Ezra Feilden, cofondateur et CTO de Starcloud (qui a déposé des plans pour une constellation de 88 000 satellites), a cité Starlink de SpaceX comme modèle. « Ils opèrent essentiellement sans problème majeur de sécurité », a-t-il déclaré, qualifiant Starlink de bon exemple pour l'évitement de collisions et les procédures de fin de vie. Bien sûr, Starlink n'a qu'environ 10 000 satellites opérationnels - à peine 1 % de la flotte de centres de données orbitaux proposée par SpaceX. Ce bond pourrait transformer un problème de trafic gérable en un derby de démolition.

« Dans les constellations actuelles, il y a des centaines de milliers de manœuvres par an », a déclaré Ron Birk de The Aerospace Corp. « Avec jusqu'à un million d'engins spatiaux, cela pourrait ressembler à un demi-milliard de manœuvres. » C'est beaucoup de créneaux cosmiques.

Feilden a fait valoir que les risques de collision ne devraient pas augmenter de façon quadratique si les satellites sont placés sur des orbites héliosynchrones aube-crépuscule non intersectantes. « Je pense que nous devrions le traiter comme l'orbite géostationnaire », a-t-il dit, « ce qui nécessite un cadre différent. » Mais il y a un hic : tous ces satellites doivent orbiter dans la même direction. « Si nous choisissons tous un seul côté, le trafic s'écoule ensemble », a-t-il expliqué. « Sinon, c'est une autoroute sans décider de quel côté de la route on roule - avec d'énormes risques de collision frontale. »

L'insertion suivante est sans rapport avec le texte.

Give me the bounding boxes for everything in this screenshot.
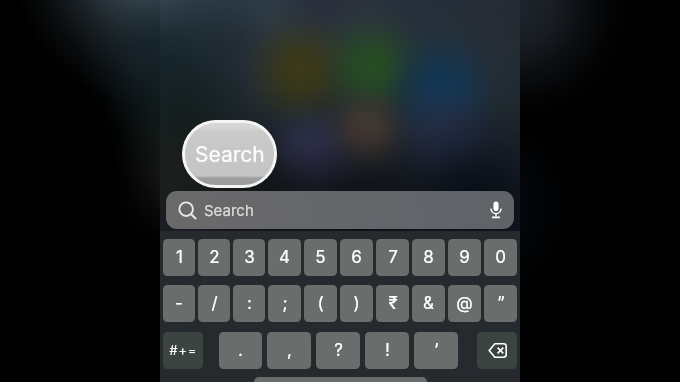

Jeff O'Neil de Planet a comparé la situation au développement du contrôle du trafic aérien mondial, suggérant que le système TraCSS du département du Commerce pourrait établir des normes similaires. Matias Cava de l'Office of Space Commerce a noté leur nouveau système Space Commerce Certification - actuellement volontaire - et a exhorté les opérateurs à ne pas attendre les mandats gouvernementaux. « Réfléchissez à la façon dont vous voudriez que vos concurrents agissent dans l'espace », a-t-il dit.

Feilden a résumé : « Aujourd'hui, nous devons décider de quel côté de la route nous allons rouler. » De préférence avant que quelqu'un ne construise un satellite qui veut rouler sur le plafond.